Homeowner Tax Benefits: Deductions and Credits You Should Know

Homeownership remains one of the best ways to build wealth, and the tax code provides several incentives to make it even more financially advantageous. Here are the key tax benefits every homeowner should know about.
Mortgage Interest Deduction
You can deduct interest paid on mortgage debt up to $750,000 ($375,000 if married filing separately) for homes purchased after December 15, 2017. For older mortgages, the limit is $1 million. This is often the largest itemized deduction for homeowners.
Property Tax Deduction
State and local property taxes are deductible as an itemized deduction, subject to the $10,000 SALT (State and Local Tax) cap. This cap includes property taxes plus state and local income or sales taxes combined.
Home Sale Exclusion
- Exclude up to $250,000 in capital gains on your primary residence (single)

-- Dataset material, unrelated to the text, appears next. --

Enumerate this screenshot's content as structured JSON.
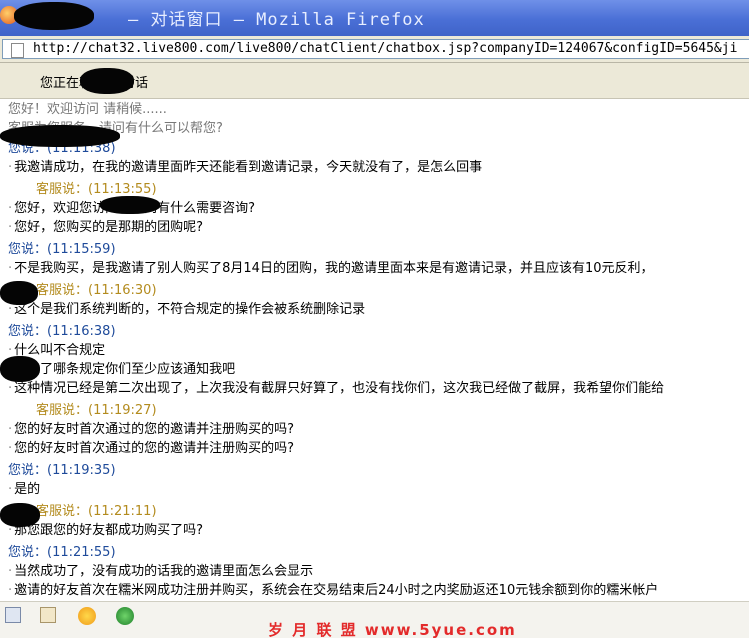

- Exclude up to $500,000 if married filing jointly
- Must have owned and lived in the home for at least 2 of the last 5 years
- Can be used repeatedly (once every 2 years)
Energy Efficiency Tax Credits
- Residential Clean Energy Credit: 30% of costs for solar panels, solar water heaters, and battery storage
- Energy Efficient Home Improvement Credit: Up to $3,200 annually for insulation, windows, doors, heat pumps, and HVAC systems
- These are tax credits, not deductions — they directly reduce your tax bill
Should You Itemize?
With the 2025 standard deduction at $15,000 (single) or $30,000 (married filing jointly), many homeowners find that their mortgage interest and property taxes alone do not exceed the standard deduction. Run the numbers each year to determine which approach saves you more.